Well, I take a wrong turn and miss the rest of Hwy 1. I can turn back, but the road I turn on to has a sign that says "San Diego Freeway". I can not resist. I have not had lunch, everything aches, I just want this to be over. I take the 405 and wind around South Los Angeles, managing traffic with only a few miles of lane splitting, and then it is open road to San Juan Capistrano. I stop there for a King Size Snickers and gas and press on. For about thirty more miles the road is relatively clear, but traffic is fast. Too fast for my comfort, and I find myself feeling like I am being pushed out of the way. North of San Diego the traffic increases but the speed does not decrease. I am not comfortable with this, but I do my best to stay within the flow of traffic. Finally, after five weeks and one day, at 4pm, I pull into the driveway of my friends', The Jessups, and it is over.

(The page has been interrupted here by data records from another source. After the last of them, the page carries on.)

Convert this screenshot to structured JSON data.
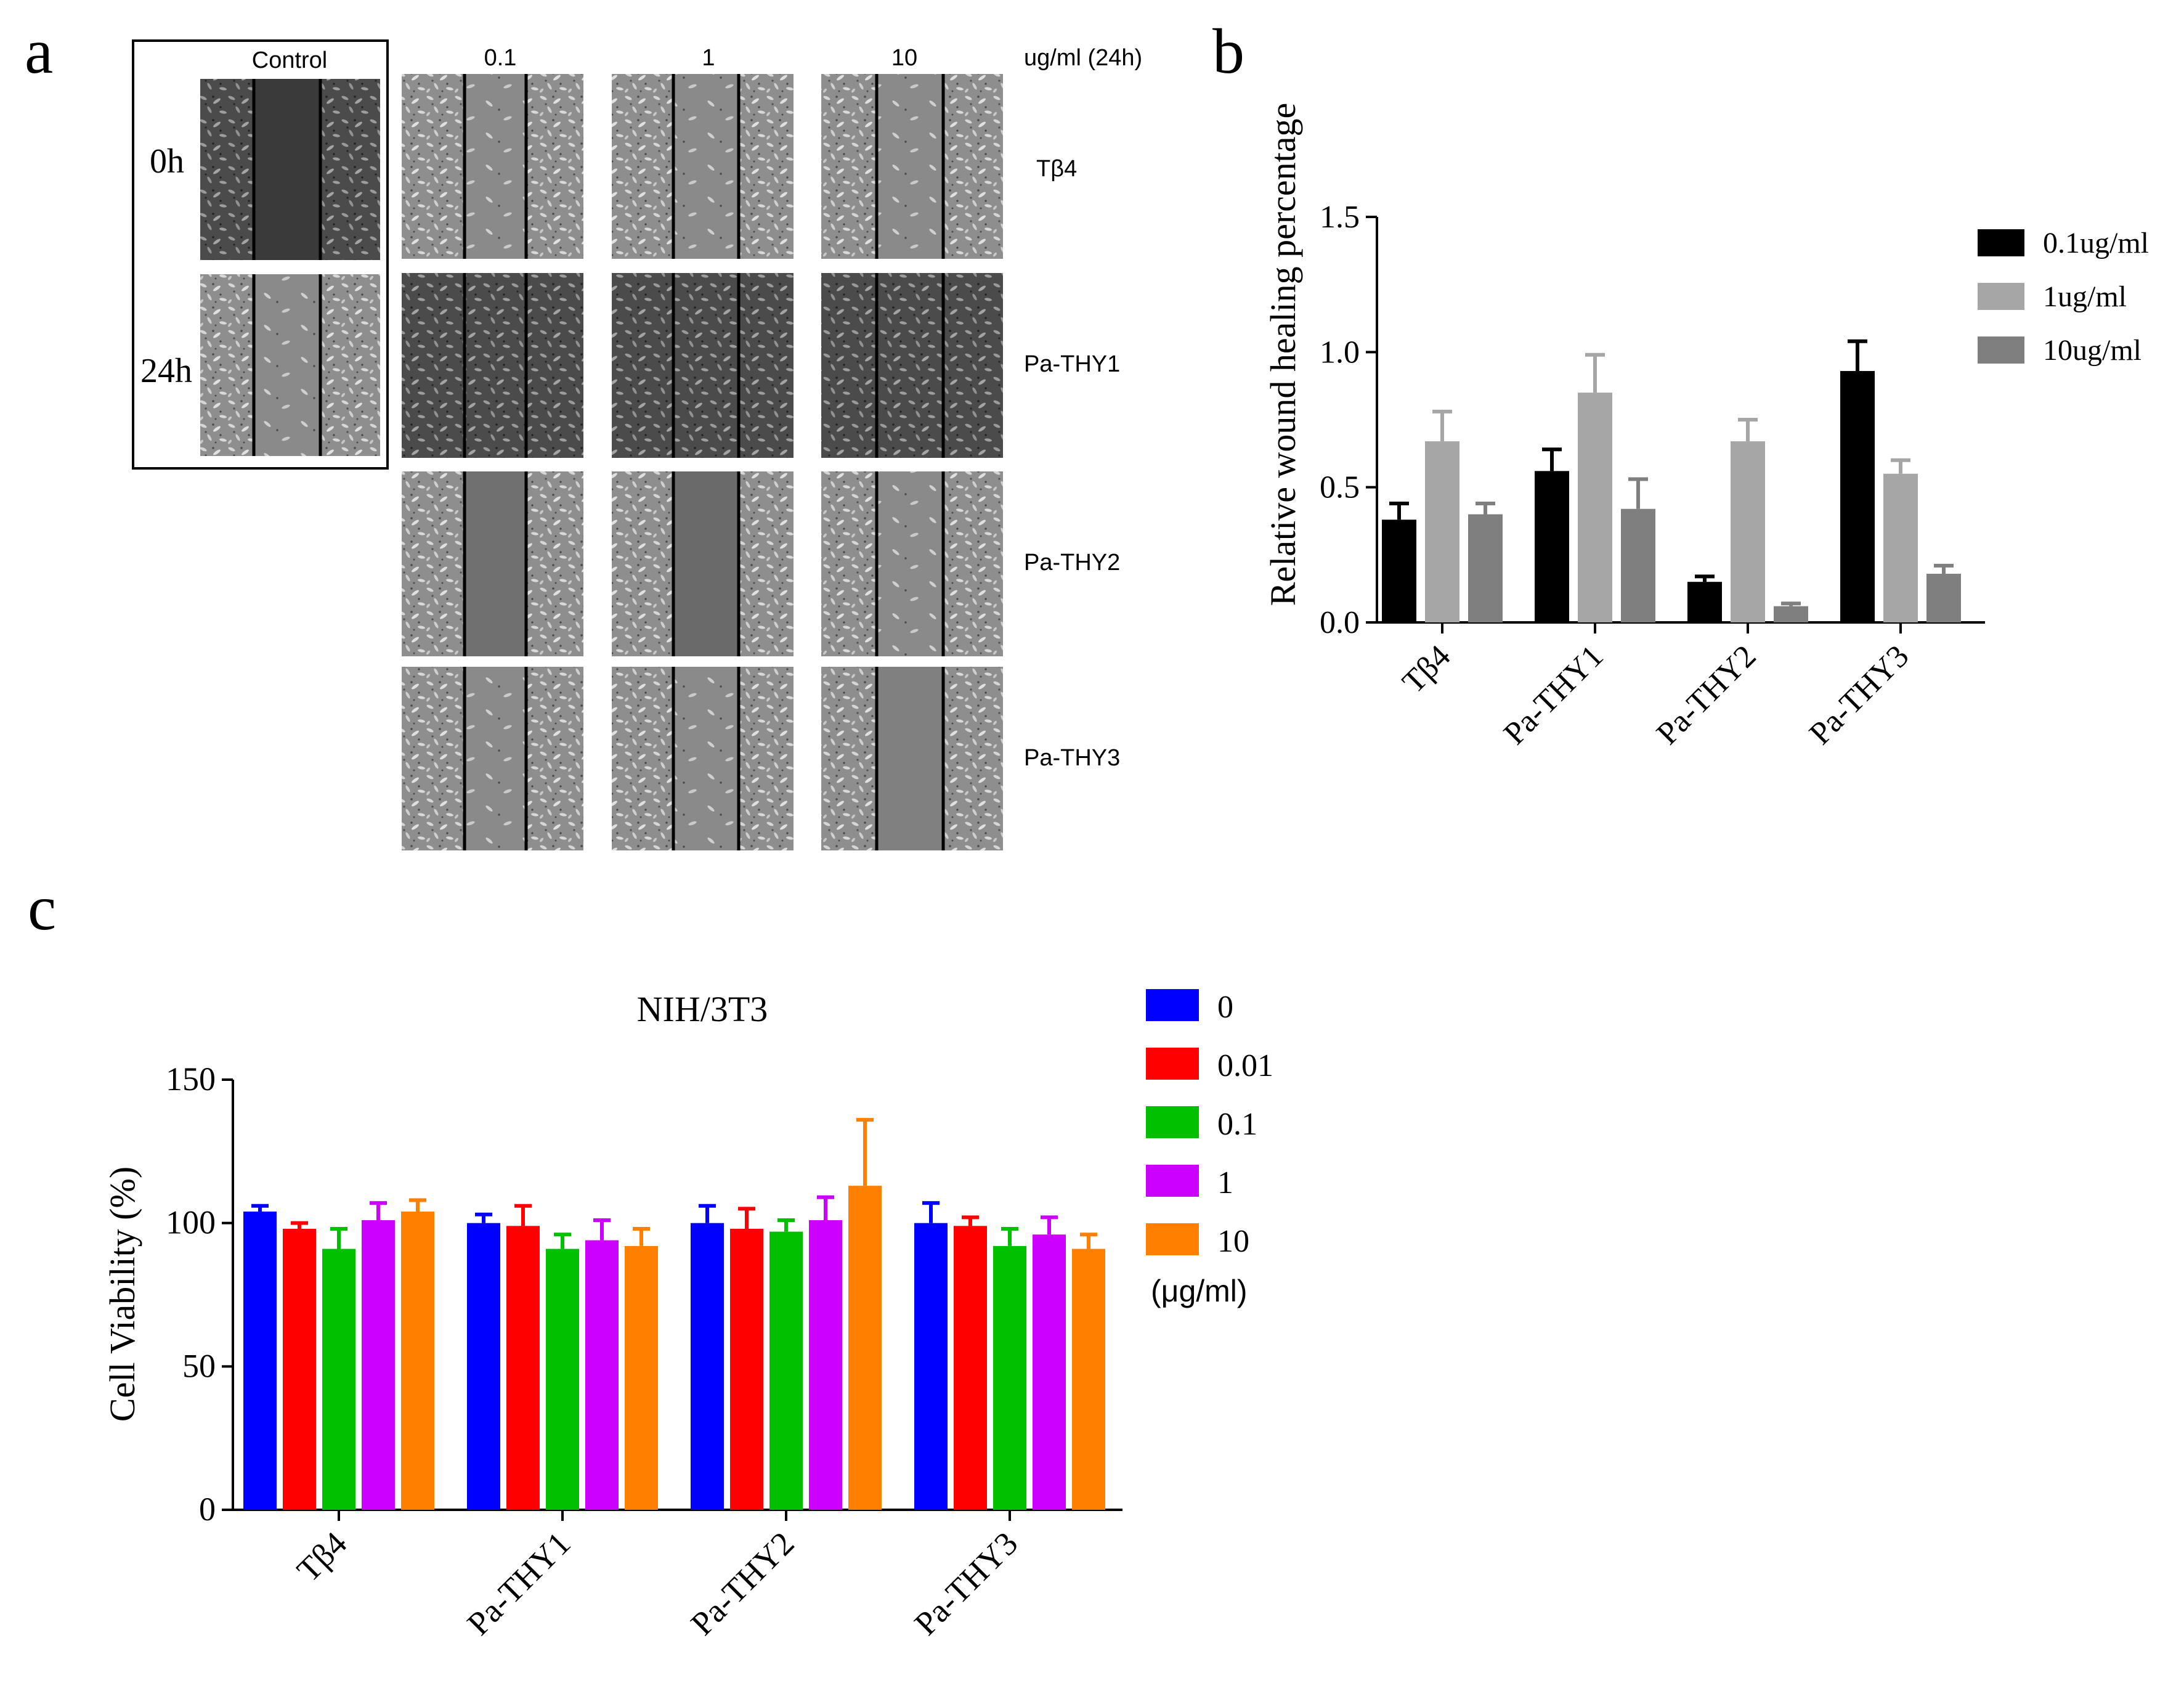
{
  "panel_a": {
    "letter": "a",
    "control_label": "Control",
    "time_labels": [
      "0h",
      "24h"
    ],
    "concentration_headers": [
      "0.1",
      "1",
      "10"
    ],
    "unit_label": "ug/ml (24h)",
    "row_labels": [
      "Tβ4",
      "Pa-THY1",
      "Pa-THY2",
      "Pa-THY3"
    ]
  },
  "panel_b": {
    "letter": "b",
    "chart_data": {
      "type": "bar",
      "title": "",
      "xlabel": "",
      "ylabel": "Relative wound healing percentage",
      "ylim": [
        0,
        1.5
      ],
      "yticks": [
        "0.0",
        "0.5",
        "1.0",
        "1.5"
      ],
      "categories": [
        "Tβ4",
        "Pa-THY1",
        "Pa-THY2",
        "Pa-THY3"
      ],
      "series": [
        {
          "name": "0.1ug/ml",
          "color": "#000000",
          "values": [
            0.38,
            0.56,
            0.15,
            0.93
          ],
          "errors": [
            0.06,
            0.08,
            0.02,
            0.11
          ]
        },
        {
          "name": "1ug/ml",
          "color": "#a6a6a6",
          "values": [
            0.67,
            0.85,
            0.67,
            0.55
          ],
          "errors": [
            0.11,
            0.14,
            0.08,
            0.05
          ]
        },
        {
          "name": "10ug/ml",
          "color": "#7f7f7f",
          "values": [
            0.4,
            0.42,
            0.06,
            0.18
          ],
          "errors": [
            0.04,
            0.11,
            0.01,
            0.03
          ]
        }
      ]
    }
  },
  "panel_c": {
    "letter": "c",
    "chart_data": {
      "type": "bar",
      "title": "NIH/3T3",
      "xlabel": "",
      "ylabel": "Cell Viability (%)",
      "ylim": [
        0,
        150
      ],
      "yticks": [
        "0",
        "50",
        "100",
        "150"
      ],
      "categories": [
        "Tβ4",
        "Pa-THY1",
        "Pa-THY2",
        "Pa-THY3"
      ],
      "legend_unit": "(μg/ml)",
      "series": [
        {
          "name": "0",
          "color": "#0000ff",
          "values": [
            104,
            100,
            100,
            100
          ],
          "errors": [
            2,
            3,
            6,
            7
          ]
        },
        {
          "name": "0.01",
          "color": "#ff0000",
          "values": [
            98,
            99,
            98,
            99
          ],
          "errors": [
            2,
            7,
            7,
            3
          ]
        },
        {
          "name": "0.1",
          "color": "#00c000",
          "values": [
            91,
            91,
            97,
            92
          ],
          "errors": [
            7,
            5,
            4,
            6
          ]
        },
        {
          "name": "1",
          "color": "#cc00ff",
          "values": [
            101,
            94,
            101,
            96
          ],
          "errors": [
            6,
            7,
            8,
            6
          ]
        },
        {
          "name": "10",
          "color": "#ff8000",
          "values": [
            104,
            92,
            113,
            91
          ],
          "errors": [
            4,
            6,
            23,
            5
          ]
        }
      ]
    }
  }
}
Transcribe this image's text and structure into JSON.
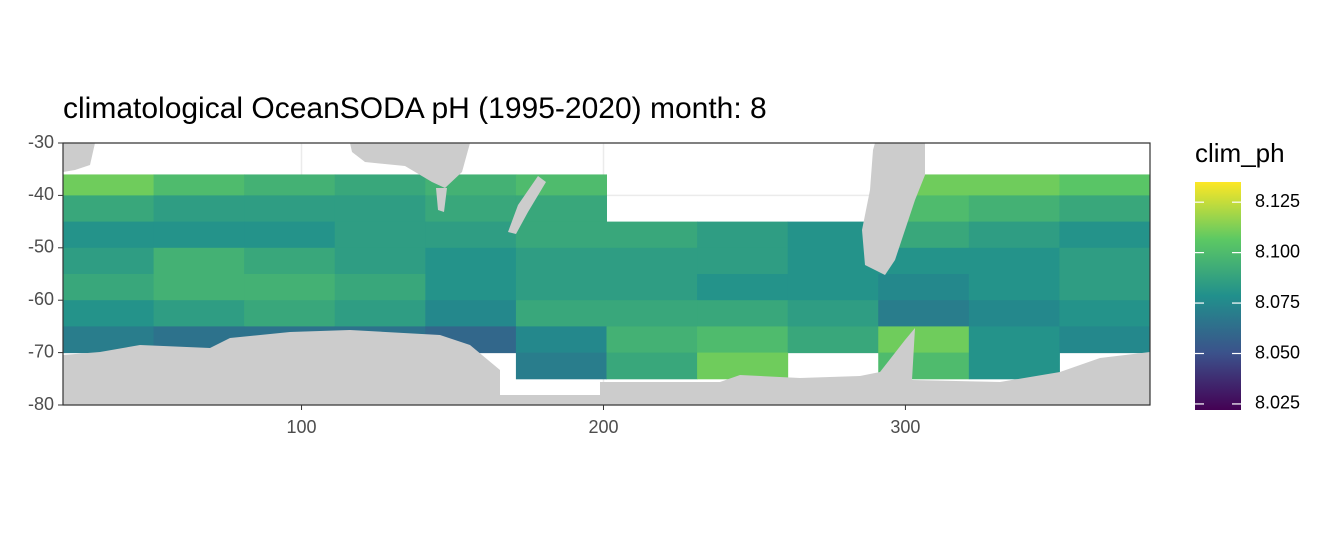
{
  "chart_data": {
    "type": "raster",
    "title": "climatological OceanSODA pH (1995-2020) month: 8",
    "xlim": [
      21,
      381
    ],
    "ylim": [
      -80,
      -30
    ],
    "xticks": [
      100,
      200,
      300
    ],
    "yticks": [
      -30,
      -40,
      -50,
      -60,
      -70,
      -80
    ],
    "grid": true,
    "legend_title": "clim_ph",
    "palette": [
      "#440154",
      "#3b528b",
      "#21908c",
      "#5dc963",
      "#fde725"
    ],
    "color_limits": [
      8.022,
      8.135
    ],
    "legend_ticks": [
      8.025,
      {
        "value": 8.05,
        "label": "8.050"
      },
      8.075,
      {
        "value": 8.1,
        "label": "8.100"
      },
      8.125
    ],
    "lon_bins": [
      21,
      51,
      81,
      111,
      141,
      171,
      201,
      231,
      261,
      291,
      321,
      351,
      381
    ],
    "lat_bins": [
      -36,
      -40,
      -45,
      -50,
      -55,
      -60,
      -65,
      -70,
      -75
    ],
    "z": [
      [
        8.11,
        8.1,
        8.095,
        8.09,
        8.095,
        8.1,
        null,
        null,
        null,
        8.11,
        8.11,
        8.105
      ],
      [
        8.09,
        8.085,
        8.085,
        8.085,
        8.09,
        8.09,
        null,
        null,
        null,
        8.1,
        8.095,
        8.09
      ],
      [
        8.08,
        8.08,
        8.08,
        8.085,
        8.085,
        8.09,
        8.09,
        8.085,
        8.08,
        8.09,
        8.085,
        8.08
      ],
      [
        8.085,
        8.095,
        8.09,
        8.085,
        8.08,
        8.085,
        8.085,
        8.085,
        8.08,
        8.08,
        8.08,
        8.085
      ],
      [
        8.09,
        8.095,
        8.095,
        8.09,
        8.08,
        8.085,
        8.085,
        8.08,
        8.08,
        8.075,
        8.08,
        8.085
      ],
      [
        8.08,
        8.085,
        8.09,
        8.085,
        8.075,
        8.09,
        8.09,
        8.09,
        8.085,
        8.07,
        8.075,
        8.08
      ],
      [
        8.07,
        8.065,
        8.065,
        8.065,
        8.06,
        8.075,
        8.095,
        8.1,
        8.09,
        8.11,
        8.08,
        8.075
      ],
      [
        null,
        null,
        null,
        null,
        null,
        8.07,
        8.09,
        8.11,
        null,
        8.1,
        8.08,
        null
      ]
    ]
  }
}
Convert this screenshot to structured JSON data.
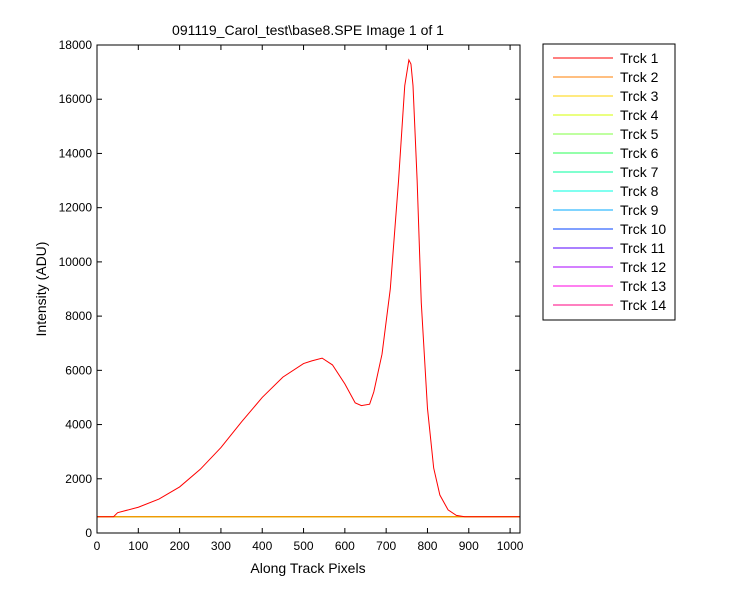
{
  "chart_data": {
    "type": "line",
    "title": "091119_Carol_test\\base8.SPE  Image 1 of 1",
    "xlabel": "Along Track Pixels",
    "ylabel": "Intensity (ADU)",
    "xlim": [
      0,
      1024
    ],
    "ylim": [
      0,
      18000
    ],
    "xticks": [
      0,
      100,
      200,
      300,
      400,
      500,
      600,
      700,
      800,
      900,
      1000
    ],
    "yticks": [
      0,
      2000,
      4000,
      6000,
      8000,
      10000,
      12000,
      14000,
      16000,
      18000
    ],
    "grid": false,
    "legend_position": "outside-right",
    "series": [
      {
        "name": "Trck 1",
        "color": "#ff0000",
        "x": [
          0,
          40,
          50,
          100,
          150,
          200,
          250,
          300,
          350,
          400,
          450,
          500,
          520,
          545,
          570,
          600,
          625,
          640,
          660,
          670,
          690,
          710,
          730,
          745,
          755,
          760,
          765,
          775,
          785,
          800,
          815,
          830,
          850,
          870,
          890,
          900,
          950,
          1024
        ],
        "y": [
          600,
          600,
          750,
          950,
          1250,
          1700,
          2350,
          3150,
          4100,
          5000,
          5750,
          6250,
          6350,
          6450,
          6200,
          5500,
          4800,
          4700,
          4750,
          5200,
          6600,
          9000,
          13000,
          16500,
          17450,
          17300,
          16500,
          13000,
          8500,
          4600,
          2400,
          1400,
          850,
          650,
          600,
          600,
          600,
          600
        ]
      },
      {
        "name": "Trck 2",
        "color": "#ff7f00",
        "x": [
          0,
          1024
        ],
        "y": [
          600,
          600
        ]
      },
      {
        "name": "Trck 3",
        "color": "#ffd400",
        "x": [
          0,
          1024
        ],
        "y": [
          600,
          600
        ]
      },
      {
        "name": "Trck 4",
        "color": "#d4ff00",
        "x": [
          0,
          1024
        ],
        "y": [
          600,
          600
        ]
      },
      {
        "name": "Trck 5",
        "color": "#7fff40",
        "x": [
          0,
          1024
        ],
        "y": [
          600,
          600
        ]
      },
      {
        "name": "Trck 6",
        "color": "#2aff55",
        "x": [
          0,
          1024
        ],
        "y": [
          600,
          600
        ]
      },
      {
        "name": "Trck 7",
        "color": "#00ff9f",
        "x": [
          0,
          1024
        ],
        "y": [
          600,
          600
        ]
      },
      {
        "name": "Trck 8",
        "color": "#00ffe0",
        "x": [
          0,
          1024
        ],
        "y": [
          600,
          600
        ]
      },
      {
        "name": "Trck 9",
        "color": "#00aaff",
        "x": [
          0,
          1024
        ],
        "y": [
          600,
          600
        ]
      },
      {
        "name": "Trck 10",
        "color": "#0040ff",
        "x": [
          0,
          1024
        ],
        "y": [
          600,
          600
        ]
      },
      {
        "name": "Trck 11",
        "color": "#5500ff",
        "x": [
          0,
          1024
        ],
        "y": [
          600,
          600
        ]
      },
      {
        "name": "Trck 12",
        "color": "#aa00ff",
        "x": [
          0,
          1024
        ],
        "y": [
          600,
          600
        ]
      },
      {
        "name": "Trck 13",
        "color": "#ff00e0",
        "x": [
          0,
          1024
        ],
        "y": [
          600,
          600
        ]
      },
      {
        "name": "Trck 14",
        "color": "#ff0080",
        "x": [
          0,
          1024
        ],
        "y": [
          600,
          600
        ]
      }
    ]
  }
}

Or is it? Something in me has changed. I did not find what I was looking for here in San Diego. The traffic is unreal. Everyone goes 80 miles an hour until someone wrecks and then no one goes anywhere for a long time, five lanes each direction competely stopped. The density of people is nothing like I have ever experienced before. The other times I was here it never bothered me, but now it does. Three million people in San Diego County, more than the population of South Carolina. It is always sunny. Every day. No mystery. No need to think of warm days in October as special, because it is always like this. But I find that I don't want this. And you know, I don't have to take this. Yes, I am giving up a high probability of a high paying job in the tehnology sector. Yes, I am giving up perfect days. But I make that choice freely, having seen what is here and what is inside of me and seeing that they don't fit together anymore. Tomorrow, Oct. 14, I head back up I-5 until I get to the Hwy 101 turn off for the Olympic Peninsula of Washington, because I am going back to Victoria, where even as I write this it is cool and rainy, where I have no job waiting for me, no legal way to work a business based in the country, and no way to afford where I want to live during the tourist season, but I am going back. Why? Because I can.